Our elder statesman, oldest poet, and one of our few published autobiographers died July 11, 2018, at the age of 101.

In his 1991 book, Mostly Morgenthaus, he devoted a chapter to “Princeton, a Painful Awakening.” In our 40th-reunion book, he had already shared this mature and magnanimous realization about being the son of the Jewish secretary of the treasury under President Franklin D. Roosevelt: “That much of what I thought I wanted and couldn’t have while I was at Princeton was not what I would come to place much value on in the long term.” His contribution to our 50th-reunion book is another masterpiece of reconciliation with his Princeton experience. It ends, “And for this, we can be truly grateful.”

Henry’s distinguished career in public television with WGBH of Boston is well known. His mini-series, “South African Essay,” won a Peabody Award. A captain in World War II, he earned a Bronze Star in the European Theater. At home, he served in the “kitchen cabinet” of his wife, Ruth, an adviser to three presidents. Outside the home he devoted time and talent to the performing arts, community service, and Judaism.

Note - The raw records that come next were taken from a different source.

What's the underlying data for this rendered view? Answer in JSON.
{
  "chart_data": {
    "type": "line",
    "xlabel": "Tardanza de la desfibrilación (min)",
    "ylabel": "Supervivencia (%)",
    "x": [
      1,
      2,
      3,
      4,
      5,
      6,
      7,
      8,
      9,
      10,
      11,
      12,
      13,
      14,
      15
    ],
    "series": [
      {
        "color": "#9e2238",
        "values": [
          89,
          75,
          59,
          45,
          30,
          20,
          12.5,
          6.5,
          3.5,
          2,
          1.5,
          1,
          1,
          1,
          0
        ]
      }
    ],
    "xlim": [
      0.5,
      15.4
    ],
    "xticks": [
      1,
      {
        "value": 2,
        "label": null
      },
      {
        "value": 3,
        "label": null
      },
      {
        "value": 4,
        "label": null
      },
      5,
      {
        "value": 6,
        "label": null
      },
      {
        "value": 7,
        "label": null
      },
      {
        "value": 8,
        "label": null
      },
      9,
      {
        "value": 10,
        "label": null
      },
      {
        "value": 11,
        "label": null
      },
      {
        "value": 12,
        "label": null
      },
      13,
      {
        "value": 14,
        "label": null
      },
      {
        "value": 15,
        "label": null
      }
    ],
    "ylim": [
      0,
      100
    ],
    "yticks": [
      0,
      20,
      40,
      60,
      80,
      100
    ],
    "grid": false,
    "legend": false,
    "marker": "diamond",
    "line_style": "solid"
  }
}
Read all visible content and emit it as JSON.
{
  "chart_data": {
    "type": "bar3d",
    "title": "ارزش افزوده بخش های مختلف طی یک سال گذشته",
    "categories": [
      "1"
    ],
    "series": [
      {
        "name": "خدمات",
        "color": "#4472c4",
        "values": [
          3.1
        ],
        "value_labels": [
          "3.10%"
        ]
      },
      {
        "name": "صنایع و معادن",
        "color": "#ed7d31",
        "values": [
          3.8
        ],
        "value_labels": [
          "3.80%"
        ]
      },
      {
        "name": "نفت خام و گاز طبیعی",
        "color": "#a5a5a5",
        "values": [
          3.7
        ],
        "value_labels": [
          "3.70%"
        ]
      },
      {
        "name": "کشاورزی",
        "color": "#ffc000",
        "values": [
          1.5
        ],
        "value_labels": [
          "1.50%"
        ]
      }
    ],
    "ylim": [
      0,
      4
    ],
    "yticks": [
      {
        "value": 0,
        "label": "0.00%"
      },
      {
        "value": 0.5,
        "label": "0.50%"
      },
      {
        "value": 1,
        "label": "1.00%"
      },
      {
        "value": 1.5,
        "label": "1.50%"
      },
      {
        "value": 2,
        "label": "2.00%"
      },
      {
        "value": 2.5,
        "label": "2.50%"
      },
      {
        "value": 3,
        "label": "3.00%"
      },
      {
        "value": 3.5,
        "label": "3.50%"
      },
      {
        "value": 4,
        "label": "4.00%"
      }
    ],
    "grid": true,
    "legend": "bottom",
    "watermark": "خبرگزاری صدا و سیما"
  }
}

We will remember the poems of his 99th year, A Sunday in Purgatory, which he called “a celebration of the evening of life [where] I am enlivened with thoughts that I can’t take with me.” And we will remember how at the end of walking the whole P-rade at our 75th reunion he stood in front of the reviewing stand while President Eisgruber ’83 led the locomotive cheer that concluded, “Henry Morgenthau, Henry Morgenthau, Henry Morgenthau!”

The class extends its sympathy and admiration to his three children and six grandchildren.